1k Views Asked by At

I'm struggling to understand what is the actual problem described as "loss of significance" when a trigonometric range reduction argument is performed. I was trying to perform the analysis by myself but I'm not able to spot the problem. I know what the loss of significance is in floating point computation in general, but I don't understand in what terms is described in the algorithm I'm mentioning.

Taken from the paper "Radian Reduction for Trigonometric Function" (Hanek Payne Algorithm)

  1. Even if M is large enough to guarantee (p+K) valid bits, h' may have so many leading zero bits that there may be fewer than the (p+K) valid bits desired for the normalized equivalent argument.
  2. Similarly h' may have leading bits consisting entirely of ones, and if (1-h) is required for the function evaluation, (1-h') may contain fewer than the desired (p+K) valid bits.

Some notation... more or less from the paper

For any real number $x$ the range reduction consist in computing something like $$ \frac{2^i}{2\pi}x \; \text{mod} \; 2^i = I + h $$ where $i \in {0,1,2,3}$, $I$ is an integer that would allow to select the quadrant and finally $h \in [0,1)$ (real number in that interval). Actually the reduction consist in using $I$ as selector bits, and $h$ to compute an appropriate approximation of $sin$ or $cos$ in the sector indexed by $I$ using the argument $\frac{2\pi}{2^i} h$ as argument. For machine purpose it is assumed that

$$x = 2^k f ,\; \frac{1}{2} \leq f < 1$$

I.e. a floating point number (different from the IEEE standard, but the analysis would be similar), the number $f$ is represented using $p$ digits.
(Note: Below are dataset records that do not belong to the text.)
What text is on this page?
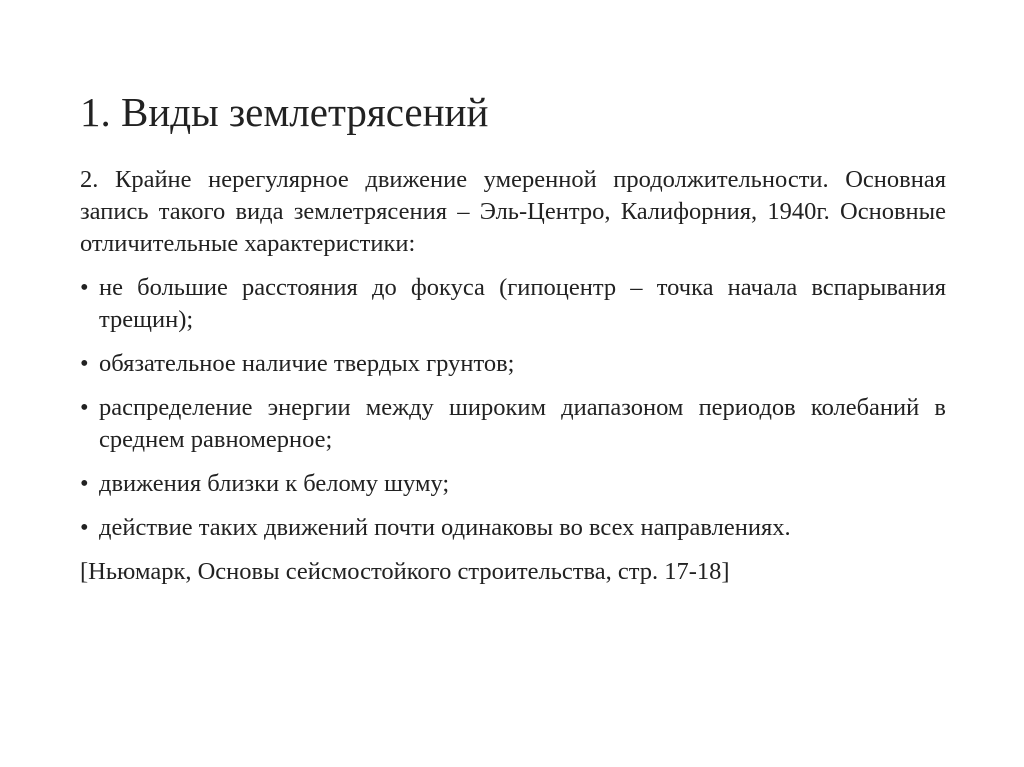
1. Виды землетрясений

2. Крайне нерегулярное движение умеренной продолжительности. Основная запись такого вида землетрясения – Эль-Центро, Калифорния, 1940г. Основные отличительные характеристики:

• не большие расстояния до фокуса (гипоцентр – точка начала вспарывания трещин);
• обязательное наличие твердых грунтов;
• распределение энергии между широким диапазоном периодов колебаний в среднем равномерное;
• движения близки к белому шуму;
• действие таких движений почти одинаковы во всех направлениях.

[Ньюмарк, Основы сейсмостойкого строительства, стр. 17-18]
The authors of such paper later define $L$ as the largest integer such that the product of 2 numbers represented using $L$ digits are representable in a register. They also point out that the number $\frac{2}{\pi}$ has to be stored with an appropriate number of digits (virtually infinite). Again we can then write

$$ \begin{array}{l} x = 2^k \sum_{j=1}^{N-1} F_j 2^{-jL} \\ \frac{1}{2\pi} = D_0 + D_1 + D_2 \\ D_0 = \sum_{j=1}^{M} g_j 2^{-jL} \\ D_1 = g_{M+1}2^{-(M+1)L} \\ D_2 = \sum_{j=M+2}^{+\infty} g_j 2^{-jL} \end{array} $$

where $F_j$ is the $j$-th chunk of $L$ bits representing the mantissa $f$ and $g_j$ is the $j$-th chunk representing $\frac{1}{2\pi}$. What happens is that basically

$$ \frac{2^i}{2\pi}x \; \text{mod} \; 2^i \approx 2^i x D_0 \text{mod} \; 2^i $$

is being computed. In general we are interested in computing $h$ with $p+K$ digits, $p$ is the input precision while $K$ is a number of guard digits. What I don't really understand is why the points 7 and 8 I've highlighted are a problem for the reduction. I was trying to make an accurate analysis of the problem by myself but I'm not able to spot the problem. Can anyone explain to me?